There are different styles of playwork practice. That is, there are those who prefer to work closely with individuals and small groups, and there are those who like to keep on the move, seeing as much as possible for as long as possible, and variations in between. I prefer to keep moving. The advantage here is a greater and deeper understanding of the playground dynamics as a whole (though I’m also a believer in playworkers as relaters, though not to the extent of fostering shadow-children who follow you everywhere). What this approach also creates, however, is a direct and indirect absorption of a large quantity of psychic matter. We can become overwhelmed by all that we’ve observed, anticipated, received and not received. Whether we’re working closely or in a more wide-lens view with children on the playground, we can potentially absorb such emotional and psychological intensity that we require outlets ourselves. My own approach seems to blend all the observational and dynamic comprehension of wide-lens and individual relating with the possibility of personal emotional and psychic overload. I don’t find it easy to ‘tune out’ of situations for the good of my own state of mind. I have been told I’m easily frustrated, but in reality it’s a long, slow burn, which others generally only see the snap-end of, if that’s what the end is: they neither see the long observational build up, potentially, or the greater quantity of moments of subjective beauty. Those of us who are long enough in the tooth in playwork have heard the following plenty enough: ‘so, you just play with children?’ Yeh, OK, right.

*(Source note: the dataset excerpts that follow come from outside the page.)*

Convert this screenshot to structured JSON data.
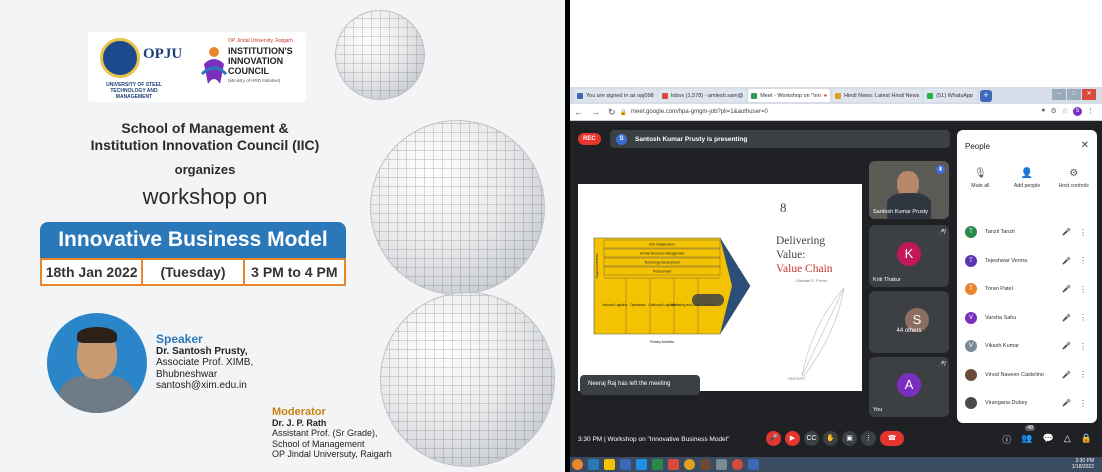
{
  "poster": {
    "opju_logo": "OPJU",
    "opju_sub": "UNIVERSITY OF STEEL TECHNOLOGY AND MANAGEMENT",
    "iic_small": "OP Jindal University, Raigarh",
    "iic_title": "INSTITUTION'S INNOVATION COUNCIL",
    "iic_sub": "(Ministry of HRD Initiative)",
    "school_line1": "School of Management &",
    "school_line2": "Institution Innovation Council (IIC)",
    "organizes": "organizes",
    "workshop": "workshop on",
    "title": "Innovative Business Model",
    "date": "18th Jan 2022",
    "day": "(Tuesday)",
    "time": "3 PM to 4 PM",
    "speaker_heading": "Speaker",
    "speaker_name": "Dr. Santosh Prusty,",
    "speaker_role": "Associate Prof. XIMB,",
    "speaker_city": "Bhubneshwar",
    "speaker_email": "santosh@xim.edu.in",
    "moderator_heading": "Moderator",
    "moderator_name": "Dr. J. P. Rath",
    "moderator_role": "Assistant Prof. (Sr Grade),",
    "moderator_school": "School of Management",
    "moderator_univ": "OP Jindal Universuty, Raigarh"
  },
  "browser": {
    "tabs": [
      {
        "label": "You are signed in as opj098",
        "color": "#3e68b8"
      },
      {
        "label": "Inbox (1,578) - amlesh.sam@",
        "color": "#d64b3b"
      },
      {
        "label": "Meet - Workshop on \"Inn",
        "color": "#2a9d5c"
      },
      {
        "label": "Hindi News: Latest Hindi News",
        "color": "#e0a020"
      },
      {
        "label": "(51) WhatsApp",
        "color": "#25b04a"
      }
    ],
    "url": "meet.google.com/hpa-gmgm-job?pli=1&authuser=0"
  },
  "meet": {
    "rec": "REC",
    "presenter_initial": "S",
    "presenting": "Santosh Kumar Prusty is presenting",
    "slide": {
      "number": "8",
      "title1": "Delivering",
      "title2": "Value:",
      "title3": "Value Chain",
      "author": "- Michael E. Porter",
      "footer": "SMSSRS",
      "support_label": "Support Activities",
      "rows": [
        "Firm Infrastructure",
        "Human Resource Management",
        "Technology Development",
        "Procurement"
      ],
      "primary": [
        "Inbound Logistics",
        "Operations",
        "Outbound Logistics",
        "Marketing and Sales",
        "Service"
      ],
      "primary_label": "Primary Activities",
      "margin": "Margin"
    },
    "toast": "Neeraj Raj has left the meeting",
    "tiles": {
      "video_name": "Santosh Kumar Prusty",
      "k_initial": "K",
      "k_name": "Kriti Thakur",
      "others_initial": "S",
      "others": "44 others",
      "a_initial": "A",
      "a_name": "You"
    },
    "people": {
      "title": "People",
      "mute_all": "Mute all",
      "add_people": "Add people",
      "host_controls": "Host controls",
      "list": [
        {
          "initial": "T",
          "name": "Tanzil Tanzil",
          "color": "#2a8a4a"
        },
        {
          "initial": "T",
          "name": "Tejeshwar Verma",
          "color": "#5b35b0"
        },
        {
          "initial": "T",
          "name": "Toran Patel",
          "color": "#e8862e"
        },
        {
          "initial": "V",
          "name": "Varsha Sahu",
          "color": "#7b2fbe"
        },
        {
          "initial": "V",
          "name": "Vikash Kumar",
          "color": "#7c8a96"
        },
        {
          "initial": "",
          "name": "Vinod Naveen Castelino",
          "color": "#6b4a3a"
        },
        {
          "initial": "",
          "name": "Virangana Dubey",
          "color": "#4a4a4a"
        }
      ]
    },
    "bottom": {
      "time_title": "3:30 PM  |  Workshop on \"Innovative Business Model\"",
      "people_count": "48"
    },
    "clock_time": "3:30 PM",
    "clock_date": "1/18/2022"
  }
}
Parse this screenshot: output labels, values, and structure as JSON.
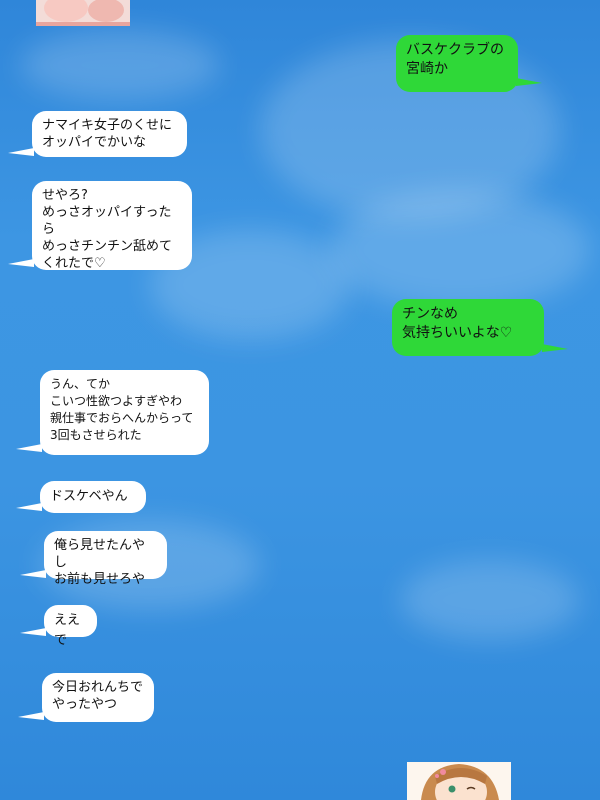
{
  "messages": {
    "out1": "バスケクラブの\n宮崎か",
    "in1": "ナマイキ女子のくせに\nオッパイでかいな",
    "in2": "せやろ?\nめっさオッパイすったら\nめっさチンチン舐めて\nくれたで♡",
    "out2": "チンなめ\n気持ちいいよな♡",
    "in3": "うん、てか\nこいつ性欲つよすぎやわ\n親仕事でおらへんからって\n3回もさせられた",
    "in4": "ドスケベやん",
    "in5": "俺ら見せたんやし\nお前も見せろや",
    "in6": "ええで",
    "in7": "今日おれんちで\nやったやつ"
  },
  "colors": {
    "sky": "#3d96e3",
    "incoming_bubble": "#ffffff",
    "outgoing_bubble": "#2fd838"
  },
  "images": {
    "top_thumbnail": "partial-photo-thumbnail",
    "bottom_thumbnail": "anime-girl-photo-thumbnail"
  }
}
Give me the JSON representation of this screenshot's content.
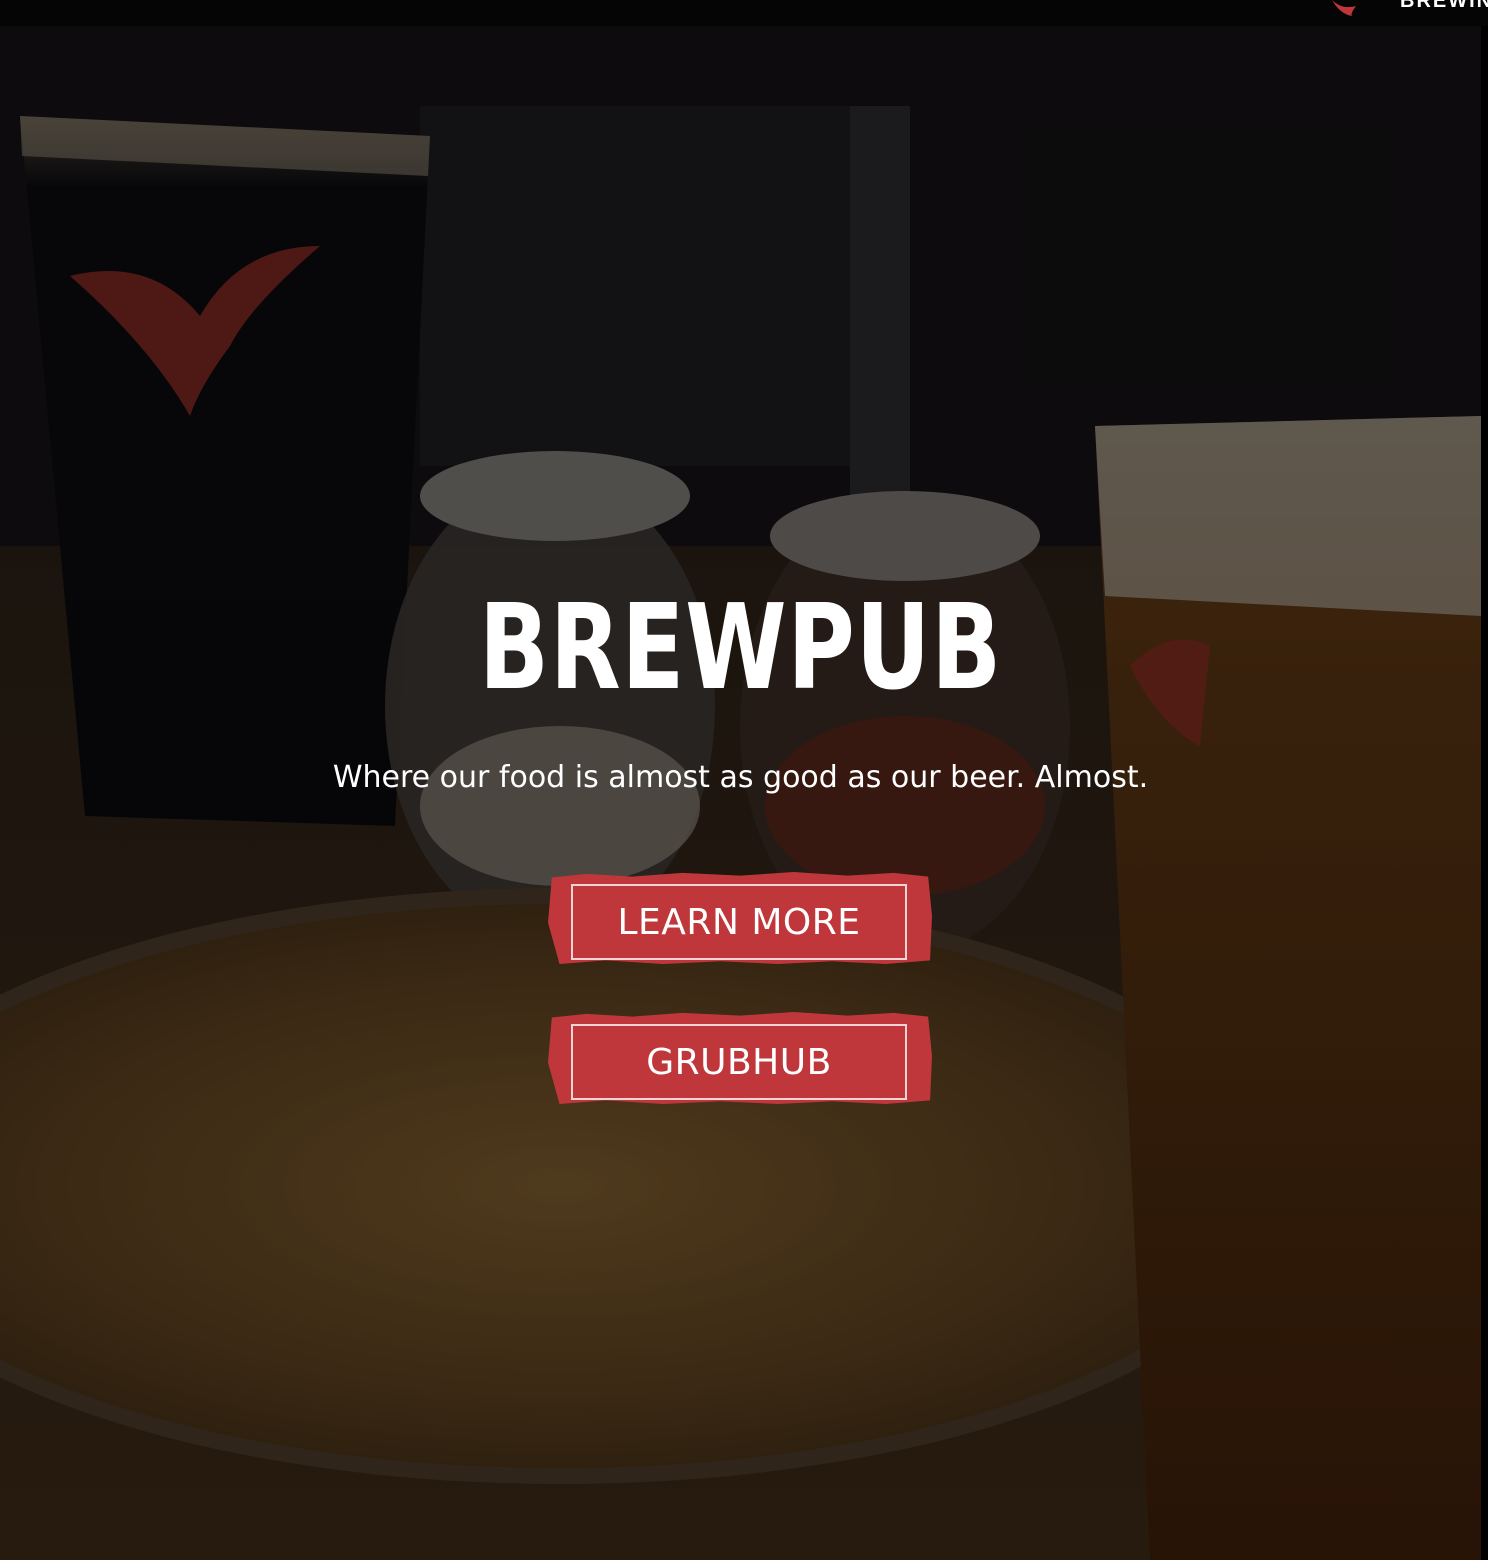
{
  "header": {
    "logo_text": "BREWING"
  },
  "hero": {
    "title": "BREWPUB",
    "subtitle": "Where our food is almost as good as our beer. Almost."
  },
  "buttons": {
    "learn_more": "LEARN MORE",
    "grubhub": "GRUBHUB"
  },
  "colors": {
    "button_red": "#c0373b",
    "text_white": "#ffffff",
    "topbar_black": "#050505"
  }
}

There is a qualitative difference between the teenage or pre-teenage agitations of boys and girls: the former engage in cocky, nascent alpha male displays of no great overall depth until they develop through the phase; the latter are attritional until they get bored of it. Until the playground becomes the rule the roost territory of the older girl it’s difficult to appreciate the ‘survival mode’ that other children must go through. Sure, the boys inflict their own particular form of agitation on the other users of the place (such as we’ve seen in covert placings of arms over shoulders, leading the chosen round the corner and smacking them in the face, leaving them bleeding profusely without voluntary witnesses to account for events, for example), but the girls affect their own long and more drawn-out stings. ‘What makes them this way?’ I asked a local youth worker, but really the answer is tied up in the social circlings of being caught up in all of the above, which I realise.
There is play amongst it all, but it’s a dysfunctional form in part and a form that isn’t always so easily palatable. ‘I’m playing,’ said the older peer group leader today as she brandished a trowel, scraping it in the cornflour gloop, but readying herself for threatening someone else with it, or so I felt. She’d waved saws, the trowel, a sledgehammer, a pair of scissors today, as well as aiming barbs of insults, aggressions, pragmatic confrontations just to see which buttons stuck. If this was play, it was a nuanced form. She was one of maybe fifty children on the playground today.
Everything can affect when working in the field of human relations, and playworkers just play with children, it’s often said: yeh, OK, right, if you like. Maybe, if you think so, and if you think you’re doing it, this playwork thing, you’re not doing it right. Or, maybe, we the affected are absorbing more than what’s rightly good for us.